Sur la responsabilité de la commune de ... :
En ce qui concerne la responsabilité pour faute :
2. Si M. B... soutient que la responsabilité de la commune est engagée en raison de l'illégalité fautive de la décision du 12 décembre 2018 rejetant sa demande tendant à ce que le maire fasse usage de ses pouvoirs de police, compte tenu de la dangerosité du mur qui s'est partiellement effondré, il ne résulte pas de l'instruction que les caractéristiques de ce mur exigeaient la prise d'une mesure de police. Par suite, ce moyen doit être écarté.
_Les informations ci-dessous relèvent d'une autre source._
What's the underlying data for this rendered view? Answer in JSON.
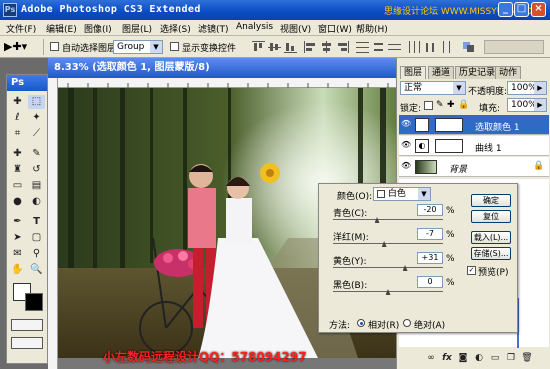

En ce qui concerne la responsabilité pour dommage de travaux publics :
3. D'une part, en l'absence de titre en attribuant la propriété aux propriétaires des parcelles en bordure desquelles il est édifié ou à des tiers, un mur de soutènement d'une voie publique doit être regardé comme un accessoire de cette voie publique, même s'il a aussi pour fonction de clore les parcelles qui la bordent.
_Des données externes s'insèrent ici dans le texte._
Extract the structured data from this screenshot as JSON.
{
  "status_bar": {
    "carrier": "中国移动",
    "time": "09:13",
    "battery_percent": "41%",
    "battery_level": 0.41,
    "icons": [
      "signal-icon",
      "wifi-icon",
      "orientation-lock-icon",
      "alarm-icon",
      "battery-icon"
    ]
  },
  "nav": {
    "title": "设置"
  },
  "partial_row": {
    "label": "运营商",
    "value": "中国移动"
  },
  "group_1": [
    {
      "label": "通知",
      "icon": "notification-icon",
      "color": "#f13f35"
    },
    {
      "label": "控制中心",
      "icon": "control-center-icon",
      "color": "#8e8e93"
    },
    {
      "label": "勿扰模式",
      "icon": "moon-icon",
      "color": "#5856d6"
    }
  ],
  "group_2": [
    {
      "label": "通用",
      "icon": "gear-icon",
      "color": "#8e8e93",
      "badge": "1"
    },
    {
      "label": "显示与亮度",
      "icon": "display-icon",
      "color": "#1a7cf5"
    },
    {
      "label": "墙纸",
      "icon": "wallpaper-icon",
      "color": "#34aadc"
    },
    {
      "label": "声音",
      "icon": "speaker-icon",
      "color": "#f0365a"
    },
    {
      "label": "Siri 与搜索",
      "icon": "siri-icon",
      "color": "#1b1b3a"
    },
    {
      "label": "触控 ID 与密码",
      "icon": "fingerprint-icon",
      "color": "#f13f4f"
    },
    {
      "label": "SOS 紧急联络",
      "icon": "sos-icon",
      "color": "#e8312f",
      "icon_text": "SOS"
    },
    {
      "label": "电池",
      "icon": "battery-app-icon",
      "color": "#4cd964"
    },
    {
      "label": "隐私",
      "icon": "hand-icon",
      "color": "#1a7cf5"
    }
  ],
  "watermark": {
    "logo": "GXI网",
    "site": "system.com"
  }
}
4. D'autre part, le maître de l'ouvrage est responsable, même en l'absence de faute, des dommages que les ouvrages publics dont il a la garde peuvent causer aux tiers tant en raison de leur existence que de leur fonctionnement. Il ne peut dégager sa responsabilité que s'il établit que ces dommages résultent de la faute de la victime ou d'un cas de force majeure. Ces tiers ne sont pas tenus de démontrer le caractère grave et spécial du préjudice qu'ils subissent lorsque le dommage n'est pas inhérent à l'existence même de l'ouvrage public ou à son fonctionnement et présente, par suite, un caractère accidentel.
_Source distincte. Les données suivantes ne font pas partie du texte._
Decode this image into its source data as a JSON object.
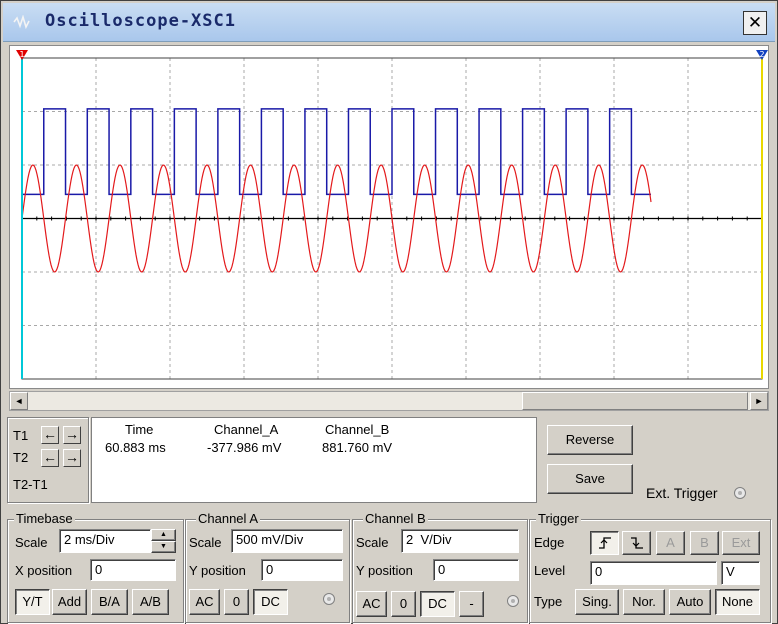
{
  "window": {
    "title": "Oscilloscope-XSC1",
    "close_label": "✕"
  },
  "colors": {
    "channel_a": "#e31a1c",
    "channel_b": "#1a1aa8",
    "cursor_1": "#00c8d8",
    "cursor_2": "#e8d800",
    "cursor_marker_1": "#e00000",
    "cursor_marker_2": "#1040c0"
  },
  "chart_data": {
    "type": "line",
    "xlabel": "",
    "ylabel": "",
    "x_divisions": 10,
    "y_divisions": 6,
    "grid": true,
    "series": [
      {
        "shape": "sine",
        "cycles_shown": 17,
        "amplitude_div": 1.0,
        "offset_div": 0.0,
        "visible_fraction": 0.85
      },
      {
        "shape": "square",
        "cycles_shown": 17,
        "low_div": 0.45,
        "high_div": 2.05,
        "duty": 0.5,
        "visible_fraction": 0.85
      }
    ]
  },
  "cursors": {
    "t1_label": "T1",
    "t2_label": "T2",
    "diff_label": "T2-T1",
    "t1_marker": "1",
    "t2_marker": "2",
    "left_arrow": "←",
    "right_arrow": "→"
  },
  "readout": {
    "headers": [
      "Time",
      "Channel_A",
      "Channel_B"
    ],
    "t1_values": [
      "60.883 ms",
      "-377.986 mV",
      "881.760 mV"
    ]
  },
  "actions": {
    "reverse_label": "Reverse",
    "save_label": "Save",
    "ext_trigger_label": "Ext. Trigger"
  },
  "timebase": {
    "title": "Timebase",
    "scale_label": "Scale",
    "scale_value": "2 ms/Div",
    "xpos_label": "X position",
    "xpos_value": "0",
    "modes": [
      "Y/T",
      "Add",
      "B/A",
      "A/B"
    ]
  },
  "channel_a": {
    "title": "Channel A",
    "scale_label": "Scale",
    "scale_value": "500 mV/Div",
    "ypos_label": "Y position",
    "ypos_value": "0",
    "coupling": [
      "AC",
      "0",
      "DC"
    ]
  },
  "channel_b": {
    "title": "Channel B",
    "scale_label": "Scale",
    "scale_value": "2  V/Div",
    "ypos_label": "Y position",
    "ypos_value": "0",
    "coupling": [
      "AC",
      "0",
      "DC",
      "-"
    ]
  },
  "trigger": {
    "title": "Trigger",
    "edge_label": "Edge",
    "level_label": "Level",
    "level_value": "0",
    "level_unit": "V",
    "type_label": "Type",
    "sources": [
      "A",
      "B",
      "Ext"
    ],
    "types": [
      "Sing.",
      "Nor.",
      "Auto",
      "None"
    ]
  },
  "scroll": {
    "left": "◄",
    "right": "►"
  }
}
5. S'il résulte de l'instruction et notamment du compoix de 1648, produit par la commune pour la première fois en appel, que le mur en question n'appartenait pas aux anciens remparts de la ville, ce mur ayant été construit en 1525 pour servir de mur de clôture au parc d'un couvent de Cordeliers, il en résulte aussi, comme l'ont retenu les premiers juges, que des travaux d'élargissement du chemin des ..., par apport de matériaux de remblais au début des années 1970, lui ont conféré une fonction de mur de soutènement de cette voie communale qui a été réhaussée d'environ deux mètres. Dès lors, ce mur doit désormais être regardé comme un ouvrage public en tant qu'accessoire de la voie publique.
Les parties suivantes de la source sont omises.